Lingua d’argento (Alberto Baldan Bembo)
D: [Jon Bois voice] Have you ever heard of the… Minnesota Vikings? [synth power chord]
E: So effortless and yet clearly so complex.
Talon of the Hawk (The Front Bottoms)
D: Another one of those “I know we listened to this but I quite literally can’t recall a single sound from it” albums.
E: Maybe the most stock indie rock album I’ve ever heard.
Titanic Rising (Weyes Blood)
D: Bright spots darkened by misapplied production.
E: How Lana Del Rey would sound if she still made good music.
Glitterbug (The Wombats)
D: One of my favorite jam albums.
E: Evokes some of my favorite indie artists but feels a little underdone.
John Henry (They Might Be Giants)
D: This album is roughly as consistent as my three-point shooting. It isn’t.
E: Classic TMBG comedy with super inconsistent production.
Swimming (Mac Miller)
D: A profound and deeply enjoyable examination of love found and lost.
E: Adept at making you think about both Mac’s struggles and your own.
Time Will Wait for No One (Local Natives)
D: Local Natives have had the same schtick for a hot minute now and they’re good at it, but it’s better suited to Sephora than it is to a record player.
E: Honestly drew a blank on this one; it’s white noise.
Woodland (Paper Kites)
D: Easy on the ears to the point of occasionally fading into nothingness.
E: Marginally above average indie folk.
Shipwreck (Shayfer James)
D: A strong ship moored by inconsistency at key moments.
E: Compositions that remind me of some of my favorite music of the early 2010s.
Marvin’s Marvelous Mechanical Museum (Tally Hall)
D: Is this the MCU? Because these Marvels are getting old.
E: High school performing arts center (complimentary).
An Awesome Wave (alt-J)
D: One of the best four-song runs I’ve ever seen on a record bracketed by pretty bog-standard alternative/indie.
E: In Rainbows with worse vocals and less variety.

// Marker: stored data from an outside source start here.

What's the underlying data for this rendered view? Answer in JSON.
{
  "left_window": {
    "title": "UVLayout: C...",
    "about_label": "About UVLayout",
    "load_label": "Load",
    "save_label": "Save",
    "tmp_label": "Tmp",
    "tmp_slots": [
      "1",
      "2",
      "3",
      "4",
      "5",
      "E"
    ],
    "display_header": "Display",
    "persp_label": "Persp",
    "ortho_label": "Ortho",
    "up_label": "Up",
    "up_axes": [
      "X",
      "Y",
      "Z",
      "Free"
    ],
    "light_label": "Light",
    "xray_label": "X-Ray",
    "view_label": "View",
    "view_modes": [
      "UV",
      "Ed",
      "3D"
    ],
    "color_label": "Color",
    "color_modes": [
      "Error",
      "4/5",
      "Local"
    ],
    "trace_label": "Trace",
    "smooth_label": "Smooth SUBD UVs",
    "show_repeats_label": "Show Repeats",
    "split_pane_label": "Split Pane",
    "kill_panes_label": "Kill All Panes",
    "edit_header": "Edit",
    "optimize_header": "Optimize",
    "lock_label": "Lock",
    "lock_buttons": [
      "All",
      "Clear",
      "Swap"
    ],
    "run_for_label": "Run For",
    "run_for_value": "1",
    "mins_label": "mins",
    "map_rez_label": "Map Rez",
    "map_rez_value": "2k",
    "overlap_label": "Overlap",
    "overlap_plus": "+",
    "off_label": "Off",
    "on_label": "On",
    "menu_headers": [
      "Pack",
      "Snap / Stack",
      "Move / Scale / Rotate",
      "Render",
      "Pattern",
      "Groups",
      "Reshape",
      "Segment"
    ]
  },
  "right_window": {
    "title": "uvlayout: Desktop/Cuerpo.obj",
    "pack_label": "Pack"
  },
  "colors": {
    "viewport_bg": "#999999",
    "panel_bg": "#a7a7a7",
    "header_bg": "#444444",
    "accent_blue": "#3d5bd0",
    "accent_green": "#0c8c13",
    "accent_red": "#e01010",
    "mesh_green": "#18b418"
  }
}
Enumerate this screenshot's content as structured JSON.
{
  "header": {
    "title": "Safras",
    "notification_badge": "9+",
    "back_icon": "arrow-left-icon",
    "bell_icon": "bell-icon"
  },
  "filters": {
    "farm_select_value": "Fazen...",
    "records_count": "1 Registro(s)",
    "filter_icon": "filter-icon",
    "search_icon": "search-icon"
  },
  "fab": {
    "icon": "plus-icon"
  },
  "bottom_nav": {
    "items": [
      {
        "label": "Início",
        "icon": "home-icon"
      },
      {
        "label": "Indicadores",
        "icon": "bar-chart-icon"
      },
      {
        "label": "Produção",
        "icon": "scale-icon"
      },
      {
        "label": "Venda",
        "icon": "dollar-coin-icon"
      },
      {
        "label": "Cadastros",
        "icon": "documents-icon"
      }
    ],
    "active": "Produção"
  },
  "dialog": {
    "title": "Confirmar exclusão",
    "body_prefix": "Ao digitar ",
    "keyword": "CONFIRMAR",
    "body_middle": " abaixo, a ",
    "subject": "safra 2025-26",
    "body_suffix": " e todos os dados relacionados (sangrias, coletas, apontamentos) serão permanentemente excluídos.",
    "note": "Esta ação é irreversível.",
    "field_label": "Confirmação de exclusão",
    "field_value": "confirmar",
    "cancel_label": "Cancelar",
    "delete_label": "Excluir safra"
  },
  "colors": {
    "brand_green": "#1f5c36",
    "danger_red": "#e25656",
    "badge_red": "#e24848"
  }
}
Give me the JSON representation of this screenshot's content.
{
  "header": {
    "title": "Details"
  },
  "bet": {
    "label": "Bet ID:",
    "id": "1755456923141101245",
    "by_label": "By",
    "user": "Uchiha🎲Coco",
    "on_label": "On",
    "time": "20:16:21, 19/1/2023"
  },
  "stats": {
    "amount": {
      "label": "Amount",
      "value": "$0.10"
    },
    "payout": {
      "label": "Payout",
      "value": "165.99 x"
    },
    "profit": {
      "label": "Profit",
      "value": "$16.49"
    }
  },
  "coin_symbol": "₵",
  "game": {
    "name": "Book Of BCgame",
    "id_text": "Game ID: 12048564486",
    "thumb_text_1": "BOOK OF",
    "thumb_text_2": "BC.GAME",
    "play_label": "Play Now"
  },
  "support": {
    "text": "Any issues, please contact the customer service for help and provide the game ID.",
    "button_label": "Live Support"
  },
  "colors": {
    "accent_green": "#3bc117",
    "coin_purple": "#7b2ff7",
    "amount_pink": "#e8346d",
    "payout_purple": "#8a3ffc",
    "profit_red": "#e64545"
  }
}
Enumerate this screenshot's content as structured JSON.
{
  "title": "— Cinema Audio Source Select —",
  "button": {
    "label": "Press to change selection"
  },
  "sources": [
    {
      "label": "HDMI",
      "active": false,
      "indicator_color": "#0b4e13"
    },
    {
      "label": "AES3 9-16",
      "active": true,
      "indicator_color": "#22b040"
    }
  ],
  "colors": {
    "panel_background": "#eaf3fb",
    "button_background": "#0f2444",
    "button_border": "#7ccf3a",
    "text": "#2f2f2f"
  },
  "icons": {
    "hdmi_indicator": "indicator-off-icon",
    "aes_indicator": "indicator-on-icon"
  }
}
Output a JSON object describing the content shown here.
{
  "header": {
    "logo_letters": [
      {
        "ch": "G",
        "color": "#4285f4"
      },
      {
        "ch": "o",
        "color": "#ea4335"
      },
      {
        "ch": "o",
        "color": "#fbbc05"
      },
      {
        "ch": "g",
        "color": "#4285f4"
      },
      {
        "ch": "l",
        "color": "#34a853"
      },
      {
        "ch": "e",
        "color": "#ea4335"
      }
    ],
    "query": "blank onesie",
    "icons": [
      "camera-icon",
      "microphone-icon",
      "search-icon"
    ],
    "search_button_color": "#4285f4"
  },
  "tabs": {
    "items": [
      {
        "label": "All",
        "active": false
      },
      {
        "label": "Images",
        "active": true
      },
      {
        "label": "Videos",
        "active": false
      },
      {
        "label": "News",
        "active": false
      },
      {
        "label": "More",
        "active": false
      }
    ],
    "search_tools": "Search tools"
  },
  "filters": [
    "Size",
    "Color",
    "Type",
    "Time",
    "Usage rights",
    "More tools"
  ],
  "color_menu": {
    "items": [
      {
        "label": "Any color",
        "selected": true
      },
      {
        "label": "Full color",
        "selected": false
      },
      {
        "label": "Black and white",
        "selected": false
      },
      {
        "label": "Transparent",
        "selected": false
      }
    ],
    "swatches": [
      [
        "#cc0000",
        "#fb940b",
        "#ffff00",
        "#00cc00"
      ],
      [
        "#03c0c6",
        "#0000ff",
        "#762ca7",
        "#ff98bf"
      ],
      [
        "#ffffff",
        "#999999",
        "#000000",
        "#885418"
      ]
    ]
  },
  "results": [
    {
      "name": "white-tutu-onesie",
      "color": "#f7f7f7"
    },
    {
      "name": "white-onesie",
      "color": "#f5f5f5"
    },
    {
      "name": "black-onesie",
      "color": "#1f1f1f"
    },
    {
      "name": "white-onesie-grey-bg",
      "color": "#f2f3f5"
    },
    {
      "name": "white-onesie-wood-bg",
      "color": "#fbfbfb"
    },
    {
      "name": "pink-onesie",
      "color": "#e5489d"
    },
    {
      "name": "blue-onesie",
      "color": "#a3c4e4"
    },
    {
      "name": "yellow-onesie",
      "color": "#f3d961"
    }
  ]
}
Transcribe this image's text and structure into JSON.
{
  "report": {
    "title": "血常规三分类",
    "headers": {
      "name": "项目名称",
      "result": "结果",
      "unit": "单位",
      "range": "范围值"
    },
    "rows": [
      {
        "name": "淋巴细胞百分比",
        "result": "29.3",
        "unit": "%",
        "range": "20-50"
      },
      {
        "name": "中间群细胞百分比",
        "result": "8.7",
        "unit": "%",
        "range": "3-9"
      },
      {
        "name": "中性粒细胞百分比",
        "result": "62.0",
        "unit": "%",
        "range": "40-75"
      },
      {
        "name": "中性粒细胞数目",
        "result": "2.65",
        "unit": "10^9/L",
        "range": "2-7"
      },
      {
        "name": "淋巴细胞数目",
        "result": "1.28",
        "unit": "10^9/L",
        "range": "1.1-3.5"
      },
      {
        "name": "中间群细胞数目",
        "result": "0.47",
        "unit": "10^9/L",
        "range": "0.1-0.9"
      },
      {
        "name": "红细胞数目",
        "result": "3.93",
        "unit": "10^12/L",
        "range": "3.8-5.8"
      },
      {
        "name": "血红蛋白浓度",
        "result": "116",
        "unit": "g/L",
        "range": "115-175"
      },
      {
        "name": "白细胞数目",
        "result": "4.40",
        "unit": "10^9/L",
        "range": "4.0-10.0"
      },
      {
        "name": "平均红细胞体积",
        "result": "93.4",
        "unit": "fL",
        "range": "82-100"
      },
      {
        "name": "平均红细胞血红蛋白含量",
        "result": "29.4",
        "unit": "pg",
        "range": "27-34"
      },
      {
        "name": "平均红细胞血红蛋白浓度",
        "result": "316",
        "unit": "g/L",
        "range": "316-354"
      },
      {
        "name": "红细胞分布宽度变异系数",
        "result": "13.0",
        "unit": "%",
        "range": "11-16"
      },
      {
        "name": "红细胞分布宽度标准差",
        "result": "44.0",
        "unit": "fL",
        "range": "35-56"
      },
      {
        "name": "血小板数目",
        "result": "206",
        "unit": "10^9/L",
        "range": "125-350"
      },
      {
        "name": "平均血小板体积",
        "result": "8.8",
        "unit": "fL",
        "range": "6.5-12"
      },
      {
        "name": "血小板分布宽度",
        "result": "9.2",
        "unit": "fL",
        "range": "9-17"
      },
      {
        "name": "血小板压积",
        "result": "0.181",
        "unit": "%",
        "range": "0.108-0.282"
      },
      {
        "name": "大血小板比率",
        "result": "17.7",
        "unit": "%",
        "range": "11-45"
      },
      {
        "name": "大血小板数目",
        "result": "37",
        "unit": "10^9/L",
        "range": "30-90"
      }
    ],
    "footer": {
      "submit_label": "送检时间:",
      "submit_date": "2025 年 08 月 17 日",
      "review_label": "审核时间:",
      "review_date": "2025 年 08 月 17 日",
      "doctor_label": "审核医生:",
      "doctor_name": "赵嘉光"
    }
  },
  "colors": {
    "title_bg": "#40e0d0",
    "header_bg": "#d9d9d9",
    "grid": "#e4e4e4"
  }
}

Somewhere City (Origami Angel)
D: I’M SAD [wildly loud guitar riffs that kinda kick ass]
E: Too much energy blared in the same chord.
Moenie and Kitchi (Gregory and the Hawk)
D: Nothingness, the album.
E: Replacement-level singer-songwriter album with a couple random edgy tracks.
Feed the Beast (Kim Petras)
D: Sex positivity taken beyond all extremes.
E: Stop working with Dr. Luke.
Hunky Dory (David Bowie)
D: Iconic for its time, iconic later on.
E: A music fan’s record.
songs written for piano (Katie Gregson-MacLeod)
D: The piano is great, but it doesn’t always feel like this was actually written to be instrumentalized.
E: Maybe if I was reviewing poetry this’d score two points higher.
Winter High!! - Best of Kohmi’s Party (Kohmi Hirose)
D: An hour of music that only vaguely tickles the senses.
E: Catchy J-pop that also kinda sounds like it’s from a commercial (because it might be!).
EGO (RAC)
D: It doesn’t sparkle the way my other pantheon albums do, but I think the point is realizing that it doesn’t have to in order to excel beyond all expectations.
E: Way better than BOY lmao wow.
Thunder, Lightning, Strike (The Go! Team)
D: At times, like an anxiety attack distilled, at others, phenomenal power-pop.
E: This is what my brain sounds like.
Changing Colours (Babe Rainbow)
D: Two-Face, is that you?
E: Interminable but nostalgically endearing.
Starcatcher (Greta Van Fleet)
D: NASCAR Heat fans stay winning, baby.
E: Still not beating the Led Zeppelin copycat allegations.
And there you have it!
July 1st’s review will be along later today. Thanks, as always, for tuning in.